First off, let the record show that I'm the last one to criticize other people's search for physical fitness. Sit-ups on the bedroom floor in the morning may not do anything for your middle--some ambitions, I've concluded, should be retired--but it can do wonders for your morale. You can exercise in the morning and spend the rest of the day feeling infinitely superior to everyone else.
Physical fitness seized America some years ago--back, it is important to note here, in more affluent times. Before you knew it, perfectly sensible people were running around their neighborhoods in expensive Italian shoes and designer shorts. Cocktails were out, Nautilus in.
Soon the craze hit the Senate, and it has apparently never fully recovered. The same Senate that last year cut 5 million doses out of the federal child immunization program in order to save money is about to furnish itself with a physical fitness gym, a $736,000 monument to special privilege.
The Senate approved plans for a gymnasium back in the mid-'70s at the beginning of construction of the Hart office building. By the late 1970s, however, cooler heads prevailed. Out went, among other things, the gym. Time passed. Then one of the most amazing things in the annals of public works happened: with the building almost finished, there was money left over.
The Senate Office Building Commission, which is composed of five senators, met. Back went the gym. Back also, according to Sen. William Proxmire (D-Wis.), went more than $3 million for other "frivolous, nonessential projects."
This was too much for Proxmire, who is not only a ranking member of the Senate Appropriations Committee, but is also one of Washington's ranking joggers. "Senators," he pointed out this week, "already have two gyms, one of which is rarely used . . . Most of us are physically inert, tired, beat, old codgers for whom a workout means stretching out on a table to absorb a rub-down."
Elliott Carroll, executive assistant to the Capitol architect, disputes at least a portion of this assessment.
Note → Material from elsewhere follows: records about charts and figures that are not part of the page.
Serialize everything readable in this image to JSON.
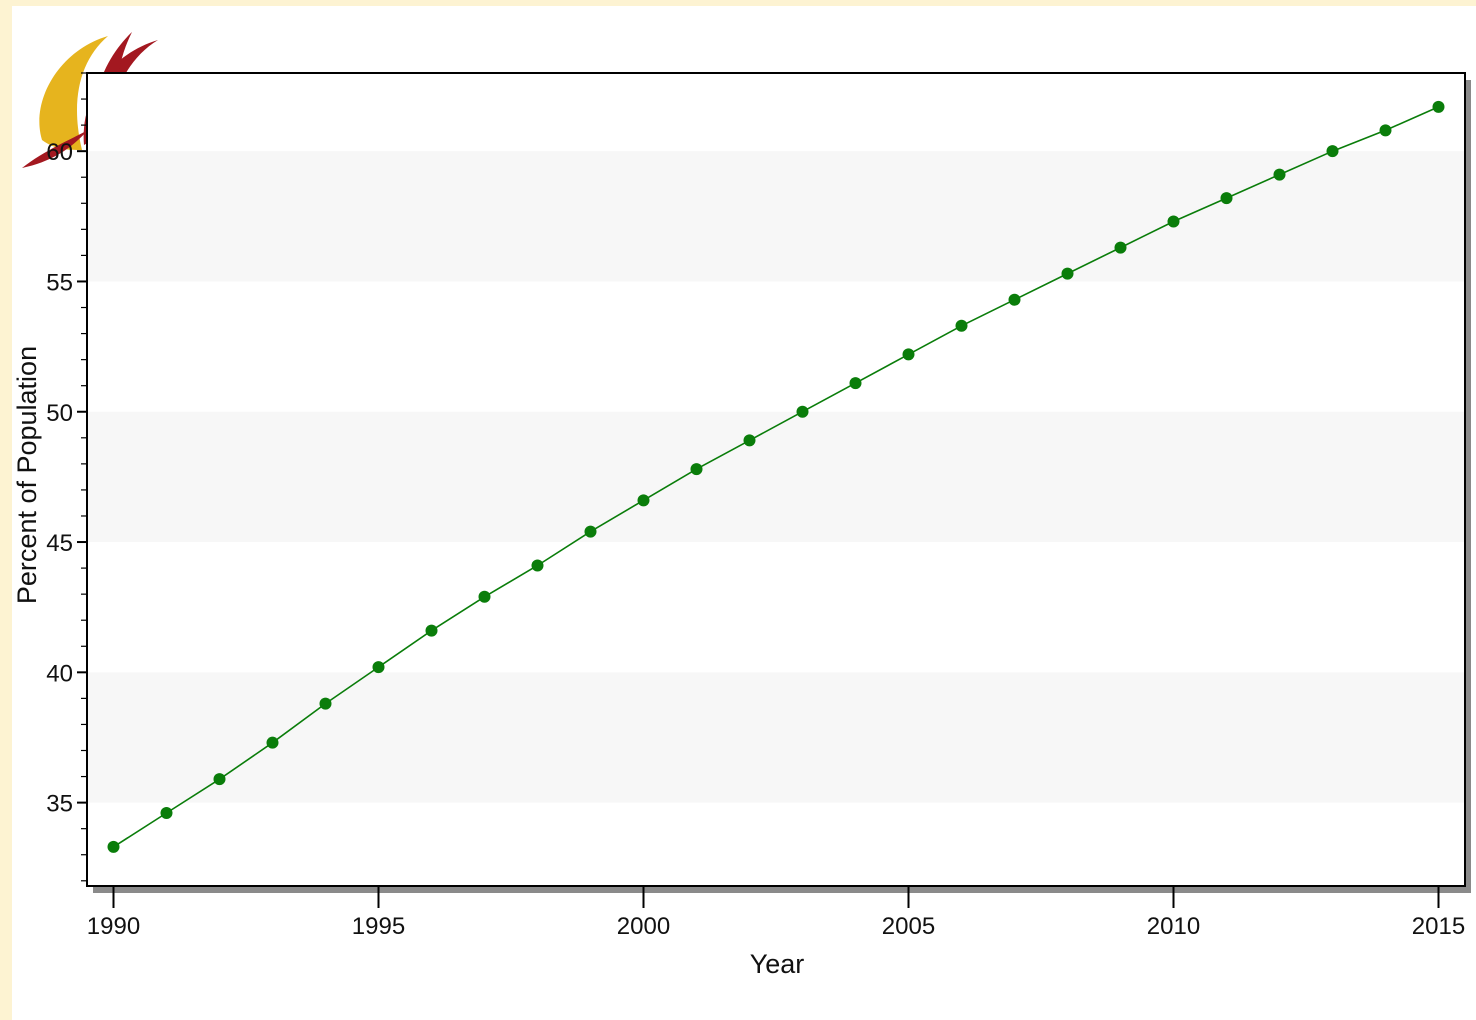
{
  "colors": {
    "page_background": "#fdf3d2",
    "panel_background": "#ffffff",
    "band_fill": "#f7f7f7",
    "series_color": "#0a7d0a",
    "logo_gold": "#e6b41e",
    "logo_red": "#a31820"
  },
  "logo": {
    "icon": "flame-swoosh-logo-icon"
  },
  "chart_data": {
    "type": "line",
    "xlabel": "Year",
    "ylabel": "Percent of Population",
    "xlim": [
      1989.5,
      2015.5
    ],
    "ylim": [
      31.8,
      63.0
    ],
    "x_ticks": [
      1990,
      1995,
      2000,
      2005,
      2010,
      2015
    ],
    "y_ticks": [
      35,
      40,
      45,
      50,
      55,
      60
    ],
    "grid": "alternating horizontal bands",
    "legend": "none",
    "series": [
      {
        "marker": "filled-circle",
        "x": [
          1990,
          1991,
          1992,
          1993,
          1994,
          1995,
          1996,
          1997,
          1998,
          1999,
          2000,
          2001,
          2002,
          2003,
          2004,
          2005,
          2006,
          2007,
          2008,
          2009,
          2010,
          2011,
          2012,
          2013,
          2014,
          2015
        ],
        "y": [
          33.3,
          34.6,
          35.9,
          37.3,
          38.8,
          40.2,
          41.6,
          42.9,
          44.1,
          45.4,
          46.6,
          47.8,
          48.9,
          50.0,
          51.1,
          52.2,
          53.3,
          54.3,
          55.3,
          56.3,
          57.3,
          58.2,
          59.1,
          60.0,
          60.8,
          61.7
        ]
      }
    ]
  }
}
Senators are currently toning their muscles in two small rooms that could hardly be called gyms, he says.
"They are 15-by-24-foot rooms where they have exercise machines and two small swimming pools that are practically bathtubs, really. They are quite old and in the basement of the Russell Senate office building."
Plans for the Hart building call for a facility the size of a junior high school gym where members can not only exercise, but also play basketball and volleyball. It will also be open to the Senate staff, which is at least more egalitarian than the other gyms, which are open only to members of Congress.
"There is strong feeling among the senators that voted for it that good health is promoted by exercise," says Carroll. "They are often held here long hours and long days. It's a matter of good health maintenance."
In an ideal world, senators could undoubtedly benefit from such a gym. But this is not, as the Senate has been busily reminding the public, an ideal world.
The same Senate that is anxious about its own health cut the child immunization program by 10 percent at the time that costs of inoculations are going up 30 to 40 percent. Despite warnings of probable polio epidemics, the Senate allowed 2 million youngsters to lose out on immunization this year.
This Senate tried (and thanks to the House failed) to reduce venereal disease programs by 25 percent despite severe increases in venereal disease. It declined to provide $9 million that the Center for Disease Control wanted to use for controlling TB, despite the fact that some 15 million Americans are infected by that disease. CDC did not get a $2 million program for genital herpes surveillance, despite its contention that there has been an epidemic of this virus in the country since 1966.
These, too, are matters of good health maintenance. For the thousand newborns exposed this year to herpes, these are matters of death, blindness and retardation.
Proxmire, says an aide, thinks the money for the gym and other non-necessities ought to go back to the Treasury. This, of course, is unheard of. But these are hard times, and it might be that the senators could tighten their belts along with the people whose belts they've been tightening. At $2 a shot, the administration's figure, the $736,000 for the gym could immunize more than 350,000 children.
There is, after all, nothing wrong with senators doing push-ups in their bedrooms in the morning just like the rest of us. Rank has its privileges, but this is not the time to flaunt them.